Speakers at the AFCEA reported that mobile technologies can be used in almost every aspect of the armed forces. Rick Walsh, the Army’s mobile program director, said the service’s Training and Doctrine Command wants to use wireless technology to bring training and professional development from the classroom to the field, according to FCW.
“I have 1500 pieces of courseware written up to 20 years ago,” Walsh said. “We still use it and its still good courseware, but I’ve classified it in such a way that I can’t use it in the mobile workspace. It has to be controlled, so you can only build it in the classroom, only on a government furnished equipment device, only if you’re access card enabled. That’s not good.”

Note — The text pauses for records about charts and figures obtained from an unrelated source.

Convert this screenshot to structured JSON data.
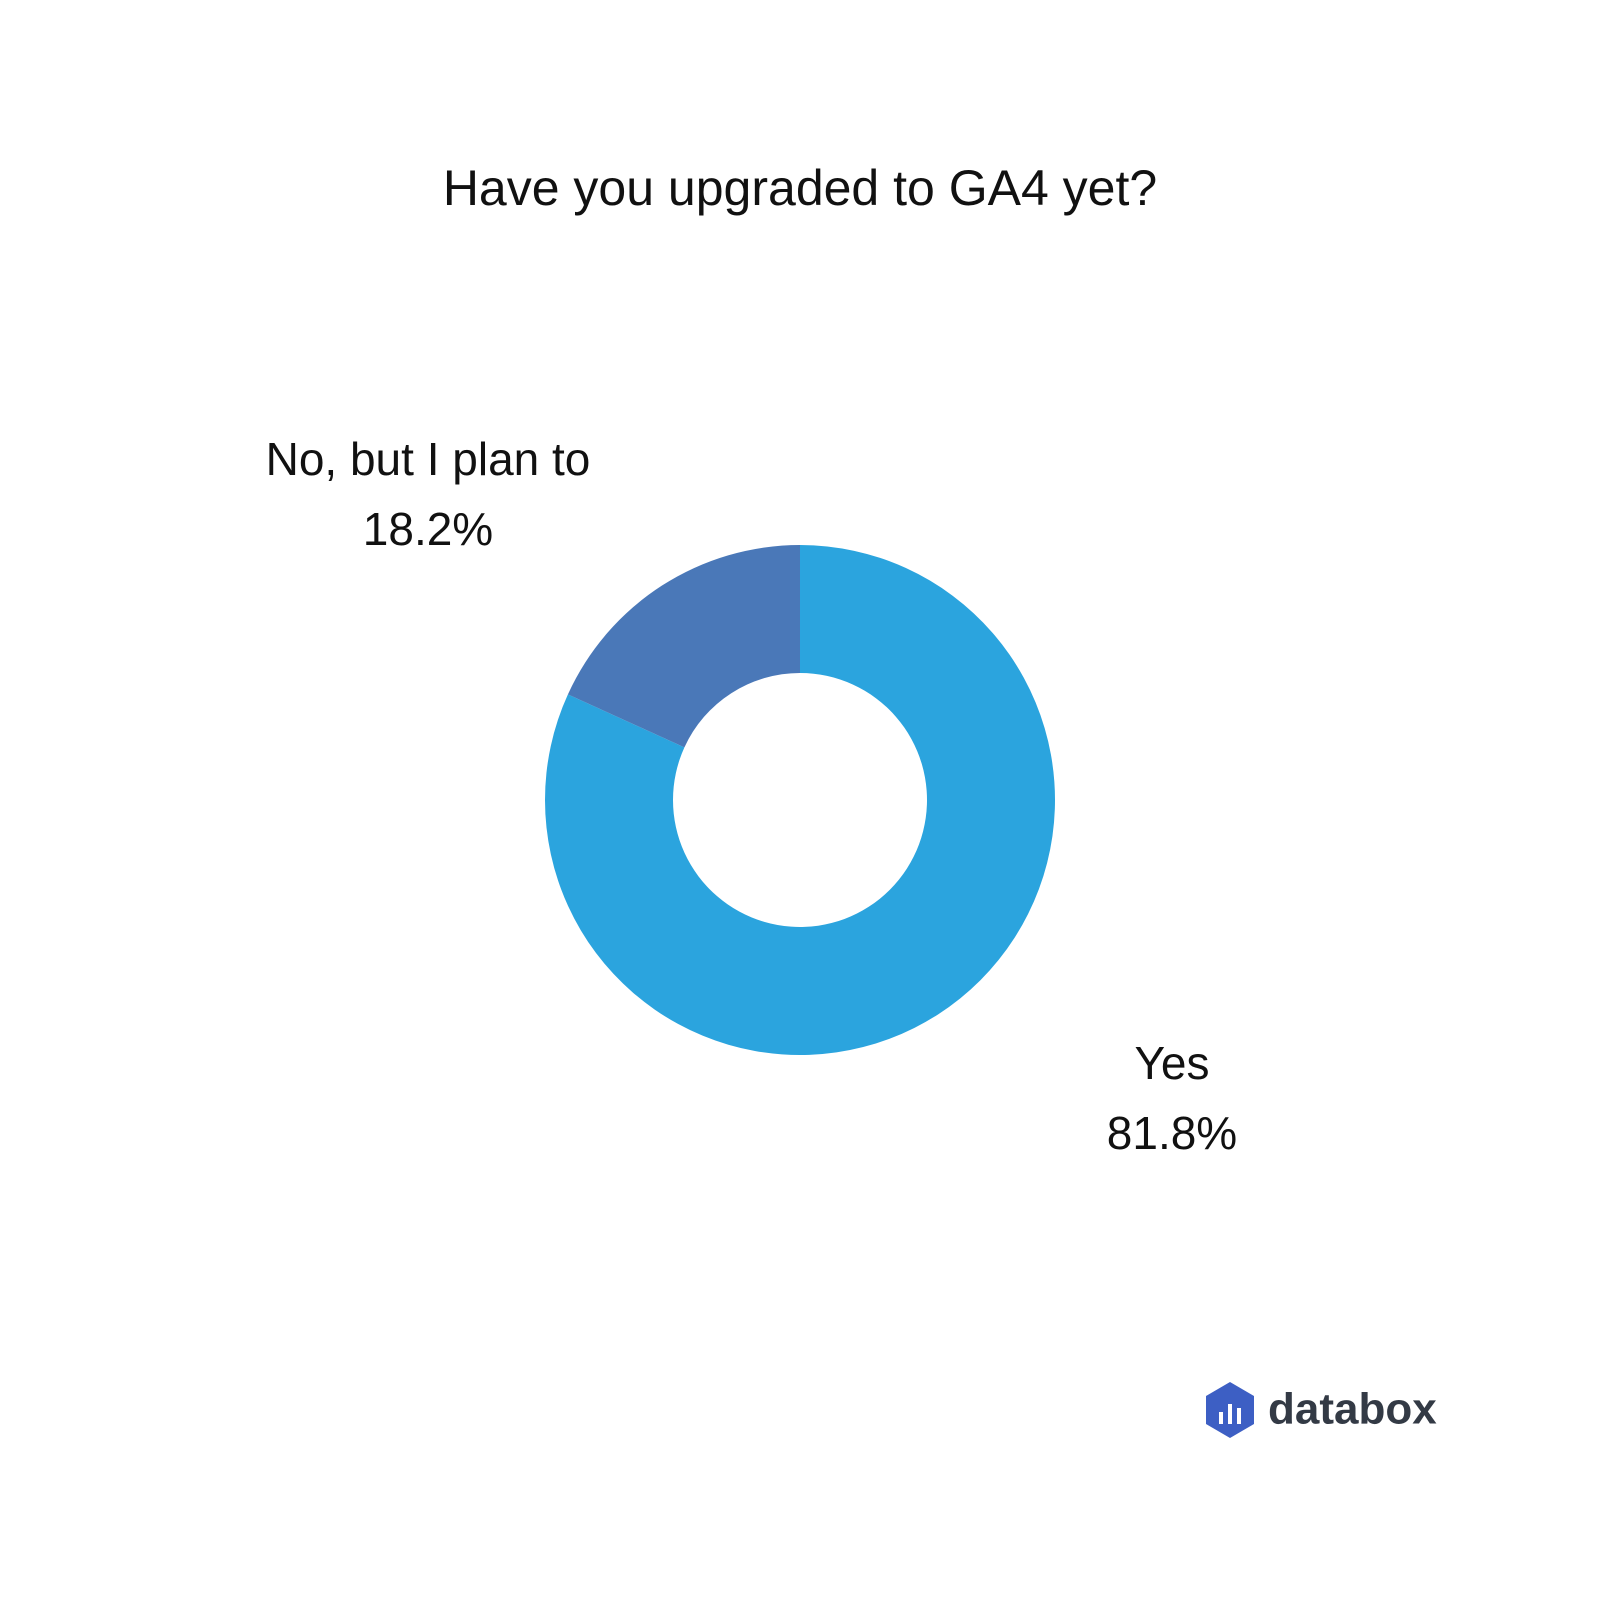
{
  "chart_data": {
    "type": "donut",
    "title": "Have you upgraded to GA4 yet?",
    "categories": [
      "Yes",
      "No, but I plan to"
    ],
    "values": [
      81.8,
      18.2
    ],
    "value_labels": [
      "81.8%",
      "18.2%"
    ],
    "colors": [
      "#2ba4de",
      "#4a78b8"
    ]
  },
  "logo": "databox"
}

In the immediate future, the U.S. Army wants to increase student population up to 10 times over by making training information more open and accessible via mobile technologies, Walsh said.
Chris Woehler, deputy assistant chief of staff of the Marine Corps’ Installations Command, said the service wants to let soldiers use mobile devices to update supply transactions instead of logging onto a PC. According to Woehler, most of the Marines’ maintenance and supply buildings are being altered to support mobile infrastructure.
“We’re putting more Wi-Fi backbone in each of those facilities,” he said.
The idea is to allow suppliers and other logistics workers to remain in hangars and use portable maintenance devices to plug into the different logistics capabilities and order new parts.
Meanwhile, the U.S. Air Force also wants to remake its logistics program so that it is mobile-friendly.
Maj. Gen. Cedric George, the Air Force’s logistics CIO and deputy director for resource integration, said at the summit that the force’s logistics mobile strategy isn’t taking shape quickly enough, according to FCW. The Air Force has 359 logistics IT systems that are on average 18 years old and must be re-modeled to become mobile-ready.
“It’s not sufficient, it’s not effective, it is not sustainable. And while we have a smorgasbord of applications for mobile, it’s not driving the log effects I need,” George said, adding that he wants to move applications “strongly and comfortably in a commercial cloud environment.”
The U.S. Navy is also working on a new policy to add support for small cell wireless networks, which are cellular networks limited to small geographic areas that can boost network capacity.